Department of Colorectal Surgery National Cancer Center Hospital Tokyo Japan.
Ann Gastroenterol Surg. 2022 Sep 18;7(2):265-271. doi: 10.1002/ags3.12620. eCollection 2023 Mar.
There have been no reports of searching for metastases to lymph nodes along the accessory middle colic artery (aMCA). The aim of this study was to investigate the metastasis rate of the aMCA for splenic flexural colon cancer.
Patients with histologically proven colon carcinoma located in the splenic flexure, clinically diagnosed as stage I-III were eligible for this study. Patients were retrospectively and prospectively enrolled. The primary endpoint was frequency of lymph node metastasis to the aMCA (station 222-acc and 223-acc). The secondary endpoint was the frequency of lymph node metastasis to the middle colic artery (MCA) (station 222-lt and 223) and left colic artery (LCA) (station 232 and 253).

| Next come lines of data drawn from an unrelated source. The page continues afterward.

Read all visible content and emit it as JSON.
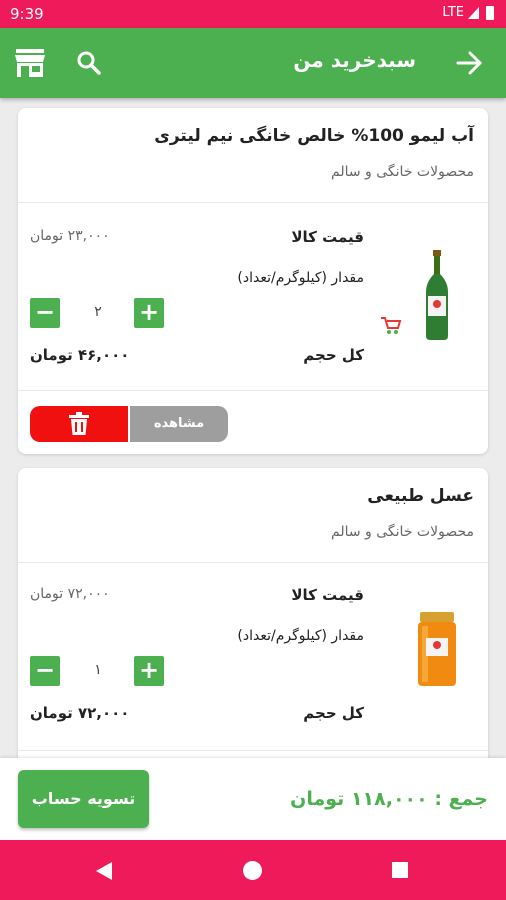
{
  "status_bar": {
    "time": "9:39",
    "network": "LTE"
  },
  "header": {
    "title": "سبدخرید من",
    "icons": [
      "back-arrow-icon",
      "search-icon",
      "store-icon"
    ]
  },
  "items": [
    {
      "name": "آب لیمو 100% خالص خانگی نیم لیتری",
      "category": "محصولات خانگی و سالم",
      "price_label": "قیمت کالا",
      "price_value": "۲۳,۰۰۰ تومان",
      "qty_label": "مقدار (کیلوگرم/تعداد)",
      "quantity": "۲",
      "total_label": "کل حجم",
      "total_value": "۴۶,۰۰۰ تومان",
      "view_label": "مشاهده"
    },
    {
      "name": "عسل طبیعی",
      "category": "محصولات خانگی و سالم",
      "price_label": "قیمت کالا",
      "price_value": "۷۲,۰۰۰ تومان",
      "qty_label": "مقدار (کیلوگرم/تعداد)",
      "quantity": "۱",
      "total_label": "کل حجم",
      "total_value": "۷۲,۰۰۰ تومان"
    }
  ],
  "footer": {
    "checkout_label": "تسویه حساب",
    "sum_text": "جمع : ۱۱۸,۰۰۰ تومان"
  },
  "colors": {
    "primary": "#4caf50",
    "accent": "#ef1a5a",
    "danger": "#f01010",
    "neutral": "#9e9e9e"
  }
}
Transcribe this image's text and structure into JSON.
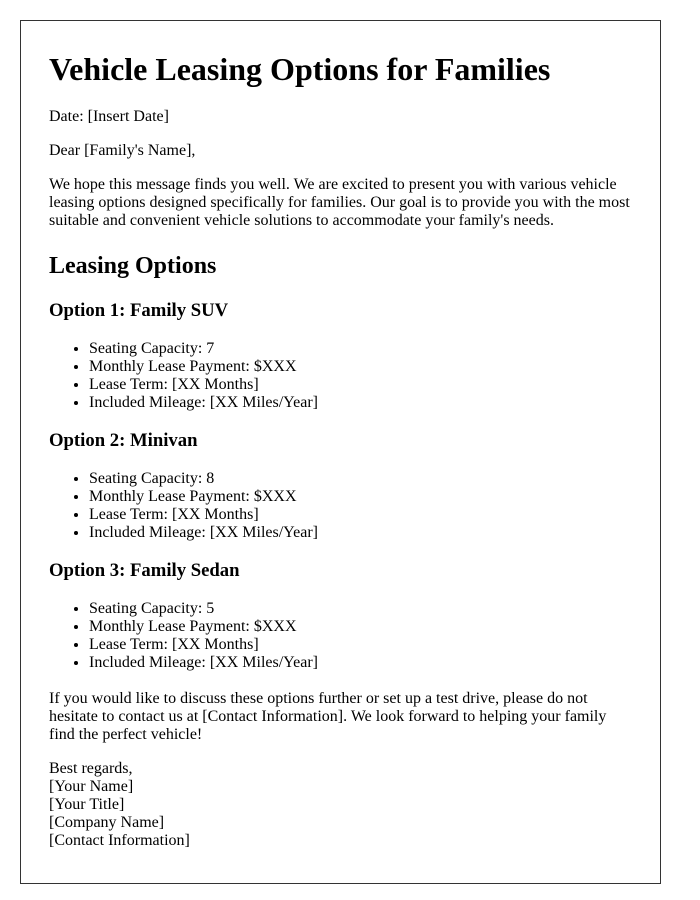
{
  "title": "Vehicle Leasing Options for Families",
  "date_line": "Date: [Insert Date]",
  "salutation": "Dear [Family's Name],",
  "intro": "We hope this message finds you well. We are excited to present you with various vehicle leasing options designed specifically for families. Our goal is to provide you with the most suitable and convenient vehicle solutions to accommodate your family's needs.",
  "section_heading": "Leasing Options",
  "options": [
    {
      "heading": "Option 1: Family SUV",
      "items": [
        "Seating Capacity: 7",
        "Monthly Lease Payment: $XXX",
        "Lease Term: [XX Months]",
        "Included Mileage: [XX Miles/Year]"
      ]
    },
    {
      "heading": "Option 2: Minivan",
      "items": [
        "Seating Capacity: 8",
        "Monthly Lease Payment: $XXX",
        "Lease Term: [XX Months]",
        "Included Mileage: [XX Miles/Year]"
      ]
    },
    {
      "heading": "Option 3: Family Sedan",
      "items": [
        "Seating Capacity: 5",
        "Monthly Lease Payment: $XXX",
        "Lease Term: [XX Months]",
        "Included Mileage: [XX Miles/Year]"
      ]
    }
  ],
  "closing_paragraph": "If you would like to discuss these options further or set up a test drive, please do not hesitate to contact us at [Contact Information]. We look forward to helping your family find the perfect vehicle!",
  "signoff": {
    "regards": "Best regards,",
    "name": "[Your Name]",
    "title": "[Your Title]",
    "company": "[Company Name]",
    "contact": "[Contact Information]"
  }
}
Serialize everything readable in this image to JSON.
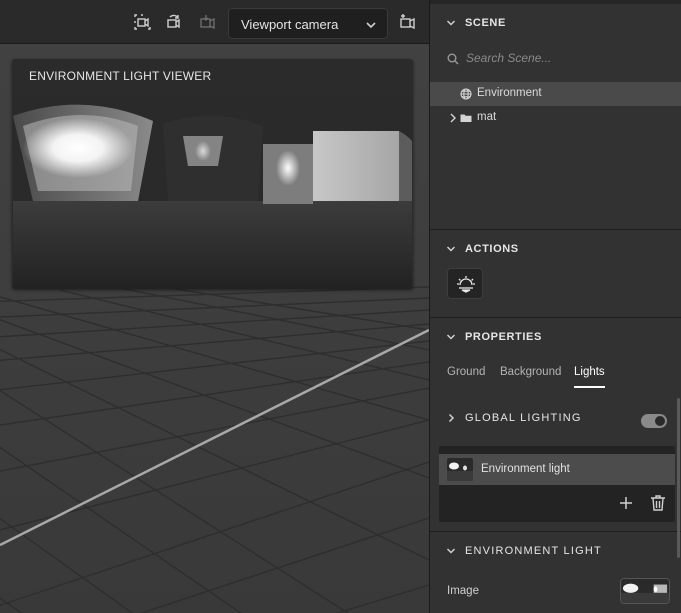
{
  "toolbar": {
    "camera_select_value": "Viewport camera",
    "icons": [
      "frame-camera-icon",
      "reset-camera-icon",
      "save-camera-icon",
      "add-camera-icon"
    ]
  },
  "viewer": {
    "title": "ENVIRONMENT LIGHT VIEWER"
  },
  "scene": {
    "title": "SCENE",
    "search_placeholder": "Search Scene...",
    "items": [
      {
        "label": "Environment",
        "icon": "globe-icon",
        "selected": true
      },
      {
        "label": "mat",
        "icon": "folder-icon",
        "selected": false
      }
    ]
  },
  "actions": {
    "title": "ACTIONS",
    "button_icon": "sun-horizon-icon"
  },
  "properties": {
    "title": "PROPERTIES",
    "tabs": [
      {
        "label": "Ground",
        "active": false
      },
      {
        "label": "Background",
        "active": false
      },
      {
        "label": "Lights",
        "active": true
      }
    ],
    "global_lighting_label": "GLOBAL LIGHTING",
    "global_lighting_on": true,
    "lights": [
      {
        "label": "Environment light"
      }
    ]
  },
  "environment_light": {
    "title": "ENVIRONMENT LIGHT",
    "image_label": "Image"
  },
  "colors": {
    "panel_bg": "#323232",
    "selected_row": "#4a4a4a",
    "viewport_floor": "#3c3c3c",
    "grid_line": "#2c2c2c",
    "axis_line": "#9a9a9a"
  }
}
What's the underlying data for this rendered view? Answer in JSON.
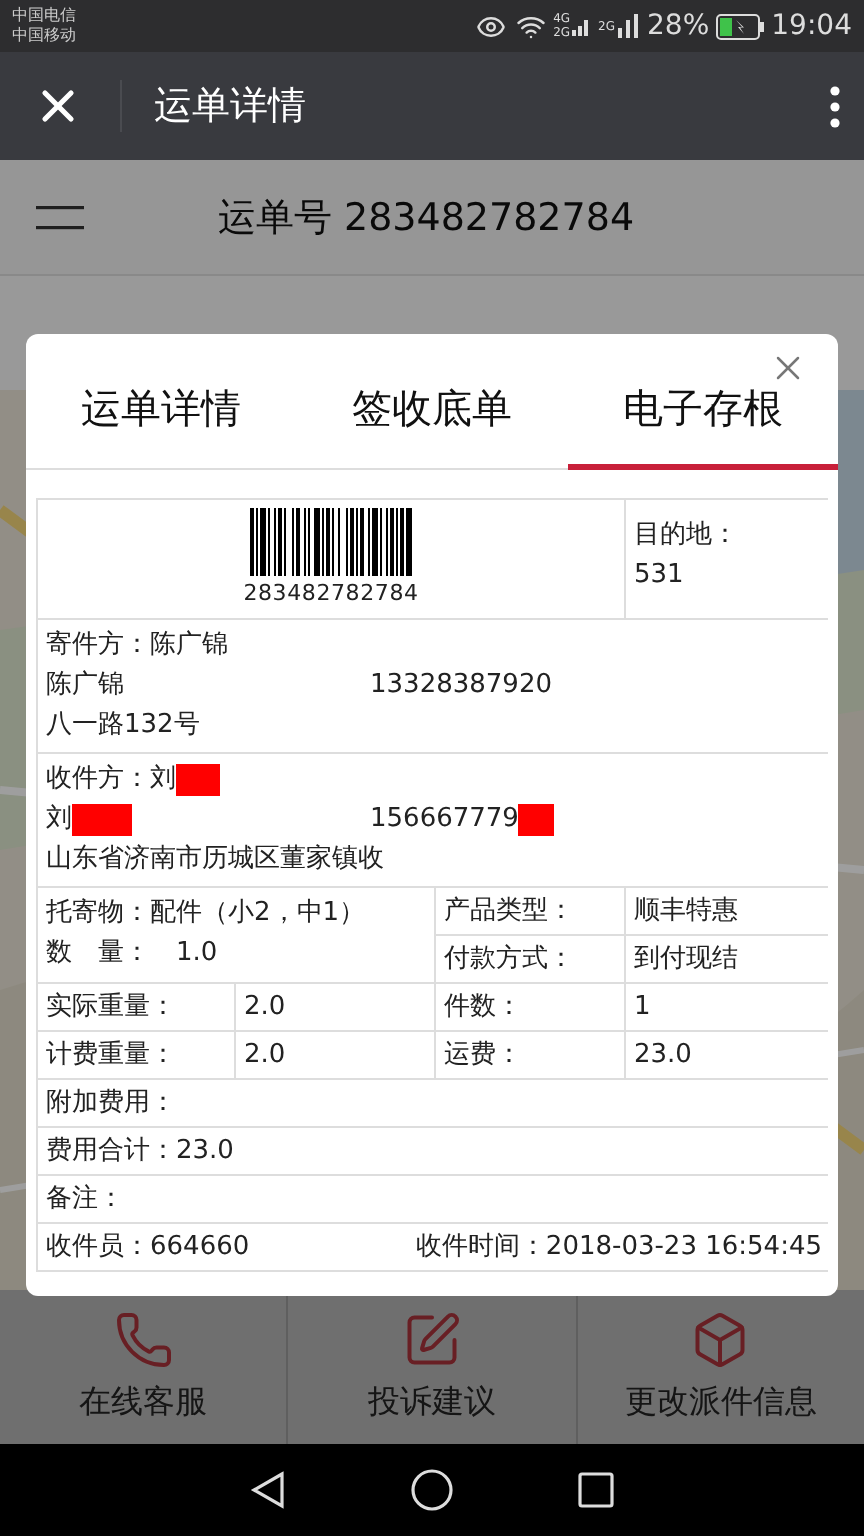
{
  "status_bar": {
    "carriers": [
      "中国电信",
      "中国移动"
    ],
    "signal_labels": [
      "4G",
      "2G",
      "2G"
    ],
    "battery": "28%",
    "time": "19:04"
  },
  "app_bar": {
    "title": "运单详情"
  },
  "waybill_header": {
    "text": "运单号 283482782784"
  },
  "dialog": {
    "tabs": [
      {
        "label": "运单详情",
        "selected": false
      },
      {
        "label": "签收底单",
        "selected": false
      },
      {
        "label": "电子存根",
        "selected": true
      }
    ],
    "barcode": "283482782784",
    "destination": {
      "label": "目的地：",
      "value": "531"
    },
    "sender": {
      "title": "寄件方：陈广锦",
      "name": "陈广锦",
      "phone": "13328387920",
      "address": "八一路132号"
    },
    "recipient": {
      "title": "收件方：刘",
      "name": "刘",
      "phone": "156667779",
      "address": "山东省济南市历城区董家镇收",
      "redacted": true
    },
    "goods": {
      "item": "托寄物：配件（小2，中1）",
      "quantity": "数　量：　1.0"
    },
    "product_rows": [
      {
        "label": "产品类型：",
        "value": "顺丰特惠"
      },
      {
        "label": "付款方式：",
        "value": "到付现结"
      }
    ],
    "weight_rows": [
      {
        "label": "实际重量：",
        "value": "2.0",
        "label_2": "件数：",
        "value_2": "1"
      },
      {
        "label": "计费重量：",
        "value": "2.0",
        "label_2": "运费：",
        "value_2": "23.0"
      }
    ],
    "full_rows": [
      "附加费用：",
      "费用合计：23.0",
      "备注："
    ],
    "footer": {
      "collector": "收件员：664660",
      "time": "收件时间：2018-03-23 16:54:45"
    }
  },
  "bottom_actions": [
    {
      "kind": "phone",
      "label": "在线客服"
    },
    {
      "kind": "edit",
      "label": "投诉建议"
    },
    {
      "kind": "box",
      "label": "更改派件信息"
    }
  ]
}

Between January 2013 and February 2021, a total of 153 consecutive patients were enrolled. The location of the tumor was 58% in the transverse colon and 42% in the descending colon. Lymph node metastases were observed in 49 cases (32%). The presence of aMCA rate was 41.8% (64 cases). The metastasis rates of stations 221, 222-lt, and 223 were 20.0%, 1.6%, and 0%, and stations 231, 232, and 253 were 21.4%, 1.0%, and 0%, respectively. The metastasis rates of stations 222-acc and 223-acc were 6.3% (95% confidence interval: 1.7%-15.2%) and 3.7% (95% confidence interval: 0.1%-19%), respectively.
This study identified the distribution of lymph node metastases from splenic flexural colon cancer. If the aMCA is present, this vessel should be targeted for dissection, taking into account the frequency of lymph node metastasis.
目前尚无关于沿副中结肠动脉(aMCA)寻找淋巴结转移的报道。本研究旨在调查脾曲结肠癌的aMCA转移率。
组织学证实为位于脾曲的结肠癌、临床诊断为I - III期的患者符合本研究条件。患者通过回顾性和前瞻性纳入。主要终点是aMCA(第222 - acc和223 - acc组)的淋巴结转移频率。次要终点是中结肠动脉(MCA)(第222 - lt和223组)和左结肠动脉(LCA)(第232和253组)的淋巴结转移频率。
2013年1月至2021年2月,共连续纳入153例患者。肿瘤位于横结肠的占58%,降结肠的占42%。49例(32%)观察到淋巴结转移。aMCA存在率为41.8%(64例)。第221、222 - lt和223组的转移率分别为20.0%、1.6%和0%,第231、232和253组分别为21.4%、1.0%和0%。第222 - acc和223 - acc组的转移率分别为6.3%(95%置信区间:1.7% - 15.2%)和3.7%(95%置信区间:0.1% - 19%)。
本研究确定了脾曲结肠癌淋巴结转移的分布情况。如果存在aMCA,应考虑淋巴结转移频率,将该血管作为清扫靶点。